I am constantly amazed at how many print owners don’t keep score of their business. Sure, they usually know what sales were last year and last month, but they don’t have other numbers at hand which are the key to managing a profitable business.
We are past the days when sales will just grow by osmosis—not only is the general economy weak, but more importantly, the printing industry has changed dramatically. Our clients can still buy from us or they can do work in-house or order printing on the Internet.
If your sales or profits are down or flat, do you really know where to find out why? It’s easy to blame the economy or our competitors, but how does that help improve the situation? By continuing to operate your business as you have, you will continue to trend in the same direction. Without keeping a scorecard, it is very difficult to figure out how to grow your sales or increase your profitability.
What numbers should you track? I have grouped them by the different aspects of your business.
Sales per month, sales year to date, plus comparisons by percent to the previous year. Most print owners know these numbers. Do you share them with your staff? Your employees like (and need) to know how you’re doing, plus they can have a direct influence on improving these numbers.
Orders. Track incoming orders vs. your sales goals. In my company, we used to have a daily sales report that showed total orders for the day by salesperson, location, and CSR. We showed how the orders compared to both the company and personal sales goals per day, and if we were on target meet our sales goals. I am constantly amazed by how few printers establish solid sales goals and that even fewer share them with their staff.
Sales by sales center. Track your total sales by the sales type. Typical sales types are process color printing, one- and two-color offset printing, high speed black-and-white copying, color copying, bindery, mailing, graphics, signs and buyouts (you may even want to separate these into certain categories like four-color buyouts, business cards, invitations, rubber stamps, foil stamping, etc.). All of the major printing management programs make keeping track of these sales easy, although they do take some setup or modification on your part. Monitoring the sales in each category helps you see the trends, helps in pricing, and in deciding on future equipment and personnel needs.
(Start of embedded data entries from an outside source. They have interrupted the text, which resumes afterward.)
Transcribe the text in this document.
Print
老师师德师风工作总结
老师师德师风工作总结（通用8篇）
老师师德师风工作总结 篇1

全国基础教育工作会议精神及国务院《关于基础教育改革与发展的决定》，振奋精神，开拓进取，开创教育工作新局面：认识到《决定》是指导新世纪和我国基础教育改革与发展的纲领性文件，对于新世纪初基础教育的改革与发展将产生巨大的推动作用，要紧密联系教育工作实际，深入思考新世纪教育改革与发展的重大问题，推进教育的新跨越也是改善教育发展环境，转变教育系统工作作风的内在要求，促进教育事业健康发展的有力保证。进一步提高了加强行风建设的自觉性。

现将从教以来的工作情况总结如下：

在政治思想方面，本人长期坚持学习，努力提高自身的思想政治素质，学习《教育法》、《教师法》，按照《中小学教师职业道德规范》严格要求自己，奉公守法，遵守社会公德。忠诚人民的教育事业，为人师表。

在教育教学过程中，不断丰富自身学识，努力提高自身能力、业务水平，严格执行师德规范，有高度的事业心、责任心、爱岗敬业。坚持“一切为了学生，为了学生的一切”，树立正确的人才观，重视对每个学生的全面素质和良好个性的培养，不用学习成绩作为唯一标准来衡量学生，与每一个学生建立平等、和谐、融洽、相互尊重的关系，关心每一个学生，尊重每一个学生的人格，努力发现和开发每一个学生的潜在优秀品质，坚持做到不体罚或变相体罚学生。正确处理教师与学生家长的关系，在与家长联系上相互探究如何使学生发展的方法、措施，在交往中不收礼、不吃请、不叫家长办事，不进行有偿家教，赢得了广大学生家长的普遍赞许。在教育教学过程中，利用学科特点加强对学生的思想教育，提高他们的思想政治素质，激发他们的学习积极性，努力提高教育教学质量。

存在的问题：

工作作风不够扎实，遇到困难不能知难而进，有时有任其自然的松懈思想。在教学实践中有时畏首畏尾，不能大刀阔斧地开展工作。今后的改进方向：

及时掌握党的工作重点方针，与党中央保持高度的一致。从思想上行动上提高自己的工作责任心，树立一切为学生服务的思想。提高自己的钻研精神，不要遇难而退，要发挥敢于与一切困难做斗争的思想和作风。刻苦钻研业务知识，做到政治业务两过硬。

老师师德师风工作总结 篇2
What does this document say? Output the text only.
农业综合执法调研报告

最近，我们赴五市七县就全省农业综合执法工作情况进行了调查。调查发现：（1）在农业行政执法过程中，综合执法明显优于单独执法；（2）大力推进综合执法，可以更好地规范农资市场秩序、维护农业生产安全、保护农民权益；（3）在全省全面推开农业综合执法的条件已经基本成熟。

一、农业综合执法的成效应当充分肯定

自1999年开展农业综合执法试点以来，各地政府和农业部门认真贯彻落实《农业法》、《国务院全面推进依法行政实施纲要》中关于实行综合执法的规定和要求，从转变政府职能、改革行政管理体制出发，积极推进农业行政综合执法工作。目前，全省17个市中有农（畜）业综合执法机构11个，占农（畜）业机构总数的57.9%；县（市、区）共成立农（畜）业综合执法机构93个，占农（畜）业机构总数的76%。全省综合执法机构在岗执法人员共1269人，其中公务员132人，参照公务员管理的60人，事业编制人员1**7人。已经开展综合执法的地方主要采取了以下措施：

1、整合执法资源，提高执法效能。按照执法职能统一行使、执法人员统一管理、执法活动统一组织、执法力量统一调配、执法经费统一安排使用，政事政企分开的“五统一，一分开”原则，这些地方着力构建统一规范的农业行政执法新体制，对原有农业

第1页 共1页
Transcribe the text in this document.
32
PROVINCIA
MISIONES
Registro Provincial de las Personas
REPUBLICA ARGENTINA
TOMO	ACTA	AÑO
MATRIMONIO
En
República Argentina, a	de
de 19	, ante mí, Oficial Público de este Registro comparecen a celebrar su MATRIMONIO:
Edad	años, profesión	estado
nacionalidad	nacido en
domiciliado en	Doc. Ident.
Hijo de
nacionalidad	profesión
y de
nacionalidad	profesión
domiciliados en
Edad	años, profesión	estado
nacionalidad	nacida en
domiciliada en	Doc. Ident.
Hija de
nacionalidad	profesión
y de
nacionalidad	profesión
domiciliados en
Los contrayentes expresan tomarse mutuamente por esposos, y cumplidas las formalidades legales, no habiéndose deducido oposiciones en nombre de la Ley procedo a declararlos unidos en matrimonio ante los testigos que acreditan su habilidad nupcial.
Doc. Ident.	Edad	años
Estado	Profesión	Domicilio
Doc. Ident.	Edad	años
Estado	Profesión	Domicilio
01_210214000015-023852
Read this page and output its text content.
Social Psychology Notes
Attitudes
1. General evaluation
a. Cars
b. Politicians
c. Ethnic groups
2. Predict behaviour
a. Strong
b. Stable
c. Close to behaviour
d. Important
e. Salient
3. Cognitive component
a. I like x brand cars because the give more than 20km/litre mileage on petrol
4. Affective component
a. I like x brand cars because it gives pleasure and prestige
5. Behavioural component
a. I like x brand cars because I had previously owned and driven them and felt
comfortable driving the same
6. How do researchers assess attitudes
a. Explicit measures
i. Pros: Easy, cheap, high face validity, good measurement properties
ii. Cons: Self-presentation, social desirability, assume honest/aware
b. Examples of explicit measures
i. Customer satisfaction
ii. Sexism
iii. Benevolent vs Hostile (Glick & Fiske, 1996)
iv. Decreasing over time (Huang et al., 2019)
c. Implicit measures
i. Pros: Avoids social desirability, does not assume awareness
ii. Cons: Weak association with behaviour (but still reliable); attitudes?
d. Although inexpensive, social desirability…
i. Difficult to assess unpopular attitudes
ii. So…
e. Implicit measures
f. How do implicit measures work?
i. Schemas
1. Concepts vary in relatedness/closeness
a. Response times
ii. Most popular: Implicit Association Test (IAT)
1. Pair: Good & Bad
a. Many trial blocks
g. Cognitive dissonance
New customers and their sales year to date. Without new customers being continually added, your business is doomed. A large majority of your marketing dollars should be spent in pursuit of bringing new customers into your business. This calculation is usually easy to do using your print management software. Growing printers bring in 15% or more in new customer sales. Good customers are not around forever, so you must always be prospecting for new ones.
How you got the new customers year to date by marketing category. Using the new customer list and their sales, list how you obtained the new customers. Use logical categories like Yellow Pages, direct mail, referrals, networking, outside sales, trade show, etc. Group the new customers by category and add up the sales per category. In another column, estimate what you spent on that category, year to date. The knowledge you get from this exercise will show you where you need to continue spending and where you should be cutting back.
Earnings per month, year to date, plus comparisons by percent to the previous year. These numbers will help you keep track of seasonal changes and trends and, most importantly, show you approximately where your breakeven is and how profitability goes up or down based on sales volume. I believe that a print owner should target at least a 10% return on the total sales, based on the risks of owning and operating a small business.